Weight Programming in DNN Analog Hardware Accelerators in the Presence of NVM Variability
Abstract
Crossbar arrays of nonvolatile memory (NVM) can potentially accelerate development of deep neural networks (DNNs) by implementing crucial multiply–accumulate (MAC) operations at the location of data. Effective weight-programming procedures can both minimize the performance impact during training and reduce the down time for inference, where new parameter sets may need to be loaded. Simultaneous weight programming along an entire dimension (e.g., row or column) of a crossbar array in the context of forward inference and training is shown to be important. A framework for determining the optimal hardware conditions in which to program weights is provided, and its efficacy in the presence of considerable NVM variability is explored through simulations.
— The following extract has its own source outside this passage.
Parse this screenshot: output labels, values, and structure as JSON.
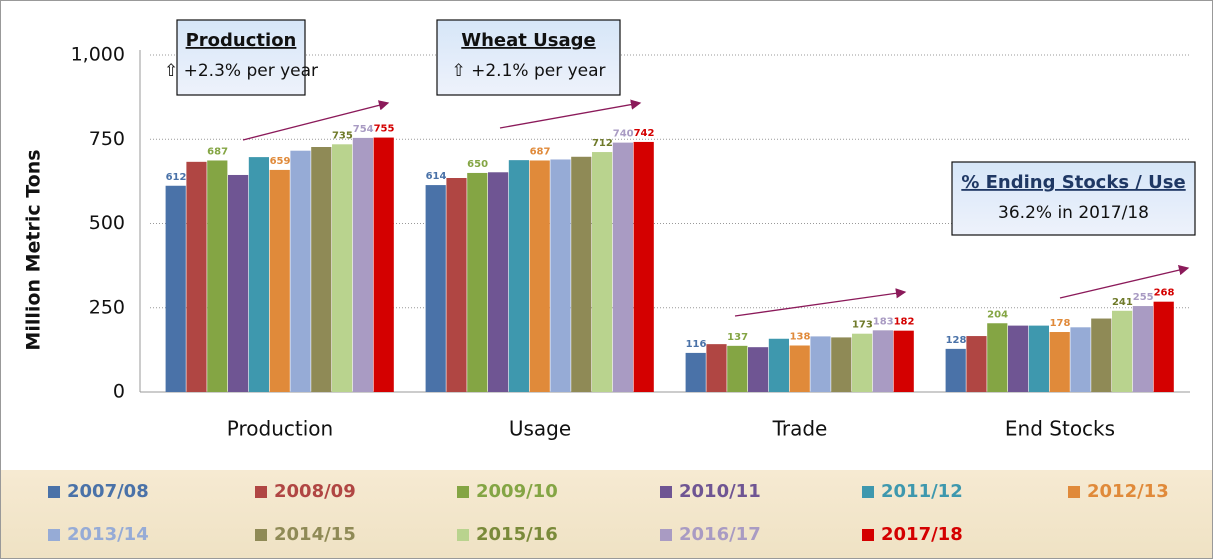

This strategy is shown capable of programming 98–99% of weights effectively, in a manner that is both largely independent of the target weight distribution and highly tolerant to variability in NVM conductance-versus-pulse characteristics. The probability that a weight fails to reach its target value, termed $ P_{fail} $ , is quantified and the fundamental trade-off between $ P_{fail} $ and weight programming speed is explored. Lastly, the impact of imperfectly programmed weights on DNN test accuracies is examined for various networks, including multi-layer perceptrons (MLPs) and long short-term memory (LSTM).